COMPARISON OF THE EFFECT OF QUASI STATIC AND DYNAMIC LOADING ON THE FAILURE STRAINS OF CFRP/GFRP SINGLE-LAP COMPOSITE JOINTS

Abstract

This research provides an insight into the effect of quasi-static and dynamic loading coupled with varying degrees of torque in Single-Lap Composite Joints (SLJs). This study highlights the importance of addressing critical issues of strength reduction in SLJs in composite materials such as carbon and glass fiber reinforced composites. SLJs are crucial across various industries, including aerospace, marine and automotive engineering where their performance is vital. Understanding the behavior of these joints under static and dynamic loading conditions, particularly under varying strain rates is essential.
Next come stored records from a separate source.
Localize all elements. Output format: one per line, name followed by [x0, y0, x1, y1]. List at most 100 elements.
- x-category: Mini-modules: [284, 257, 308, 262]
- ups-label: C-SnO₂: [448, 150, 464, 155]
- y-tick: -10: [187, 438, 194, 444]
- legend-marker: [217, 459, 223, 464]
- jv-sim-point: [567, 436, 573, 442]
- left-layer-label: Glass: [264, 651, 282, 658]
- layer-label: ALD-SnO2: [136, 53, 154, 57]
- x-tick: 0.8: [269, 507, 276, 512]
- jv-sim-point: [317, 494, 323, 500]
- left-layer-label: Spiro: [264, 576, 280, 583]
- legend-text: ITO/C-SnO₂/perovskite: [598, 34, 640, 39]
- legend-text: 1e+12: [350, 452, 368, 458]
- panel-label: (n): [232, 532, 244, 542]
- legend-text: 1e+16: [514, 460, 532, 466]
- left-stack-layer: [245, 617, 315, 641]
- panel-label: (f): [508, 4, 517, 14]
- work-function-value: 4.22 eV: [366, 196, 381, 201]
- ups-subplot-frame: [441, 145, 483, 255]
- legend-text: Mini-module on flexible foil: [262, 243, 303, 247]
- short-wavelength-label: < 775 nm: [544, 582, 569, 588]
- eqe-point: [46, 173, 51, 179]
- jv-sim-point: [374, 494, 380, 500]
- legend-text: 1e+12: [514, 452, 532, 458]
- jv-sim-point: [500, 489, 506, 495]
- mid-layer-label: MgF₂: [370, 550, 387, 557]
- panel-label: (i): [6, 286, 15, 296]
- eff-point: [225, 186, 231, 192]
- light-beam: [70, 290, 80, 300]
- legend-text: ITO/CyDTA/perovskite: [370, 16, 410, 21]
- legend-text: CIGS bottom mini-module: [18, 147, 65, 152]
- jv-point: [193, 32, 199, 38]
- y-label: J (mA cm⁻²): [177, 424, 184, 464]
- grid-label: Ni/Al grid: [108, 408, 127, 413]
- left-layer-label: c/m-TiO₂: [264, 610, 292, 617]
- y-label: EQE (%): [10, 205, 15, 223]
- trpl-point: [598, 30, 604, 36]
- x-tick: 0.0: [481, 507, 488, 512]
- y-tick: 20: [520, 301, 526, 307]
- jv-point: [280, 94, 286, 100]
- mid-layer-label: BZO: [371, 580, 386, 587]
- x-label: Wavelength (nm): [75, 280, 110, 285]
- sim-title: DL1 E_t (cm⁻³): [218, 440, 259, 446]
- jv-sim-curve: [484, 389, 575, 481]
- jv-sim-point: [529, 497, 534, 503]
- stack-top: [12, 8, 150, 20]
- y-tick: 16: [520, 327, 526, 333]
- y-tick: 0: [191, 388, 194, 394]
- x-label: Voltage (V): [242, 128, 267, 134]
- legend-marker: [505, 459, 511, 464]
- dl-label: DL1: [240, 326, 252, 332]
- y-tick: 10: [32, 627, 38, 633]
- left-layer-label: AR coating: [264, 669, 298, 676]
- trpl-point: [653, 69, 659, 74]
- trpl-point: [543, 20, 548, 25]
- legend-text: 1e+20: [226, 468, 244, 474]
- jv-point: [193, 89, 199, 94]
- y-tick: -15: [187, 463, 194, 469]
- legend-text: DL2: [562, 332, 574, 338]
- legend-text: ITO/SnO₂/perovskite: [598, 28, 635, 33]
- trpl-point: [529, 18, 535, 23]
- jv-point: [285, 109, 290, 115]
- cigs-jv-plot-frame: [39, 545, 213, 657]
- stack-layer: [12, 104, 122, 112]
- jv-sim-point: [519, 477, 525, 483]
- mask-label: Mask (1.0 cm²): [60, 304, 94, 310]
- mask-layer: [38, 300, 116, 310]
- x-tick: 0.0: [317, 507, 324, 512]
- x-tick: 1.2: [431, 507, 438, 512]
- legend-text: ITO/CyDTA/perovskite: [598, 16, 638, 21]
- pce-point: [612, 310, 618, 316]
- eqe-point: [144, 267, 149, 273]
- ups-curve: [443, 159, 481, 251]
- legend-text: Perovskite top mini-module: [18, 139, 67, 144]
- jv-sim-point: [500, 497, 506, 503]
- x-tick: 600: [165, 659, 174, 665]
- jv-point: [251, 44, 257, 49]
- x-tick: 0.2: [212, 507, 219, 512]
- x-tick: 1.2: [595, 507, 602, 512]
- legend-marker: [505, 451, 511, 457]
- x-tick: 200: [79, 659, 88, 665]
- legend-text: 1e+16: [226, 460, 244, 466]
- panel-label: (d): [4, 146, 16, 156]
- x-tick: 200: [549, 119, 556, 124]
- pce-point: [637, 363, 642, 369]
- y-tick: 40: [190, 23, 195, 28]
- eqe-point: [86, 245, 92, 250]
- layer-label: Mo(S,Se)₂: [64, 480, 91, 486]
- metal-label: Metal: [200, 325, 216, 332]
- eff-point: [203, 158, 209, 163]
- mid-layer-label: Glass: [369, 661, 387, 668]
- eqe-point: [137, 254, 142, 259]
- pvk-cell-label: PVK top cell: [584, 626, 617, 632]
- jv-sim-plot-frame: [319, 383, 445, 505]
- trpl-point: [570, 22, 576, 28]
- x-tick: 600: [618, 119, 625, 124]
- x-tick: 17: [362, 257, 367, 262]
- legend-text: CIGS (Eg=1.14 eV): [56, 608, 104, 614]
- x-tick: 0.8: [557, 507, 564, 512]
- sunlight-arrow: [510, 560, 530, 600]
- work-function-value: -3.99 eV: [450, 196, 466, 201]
Tightening torque of bolt is also a significant factor effecting the performance of SLJs under tensile loading. The primary research objective is to investigate the influence of different levels of bolt torque against varying strain rates on the performance of GFRP and carbon fiber joints. Although the research is ongoing, literature review has revealed the impact of strain rate on failure modes and stress distribution within these joints. Samples of SLJs with GFRP and Carbon fiber composite joints have been fabricated following extensive literature review. Results show that higher strain rates are associated with progressively lower failure strains. The increased torque levels for constant strain rates indicate a 3% increase in the ultimate strength of SLJ. However, the failure strains show a significant decline as torque level increases. The findings will significantly contribute to enhancing the safety and reliability of composite structures. The work aligns with industry objectives of achieving superior performance and flexibility in dynamic environments, where composite joints find integral usage.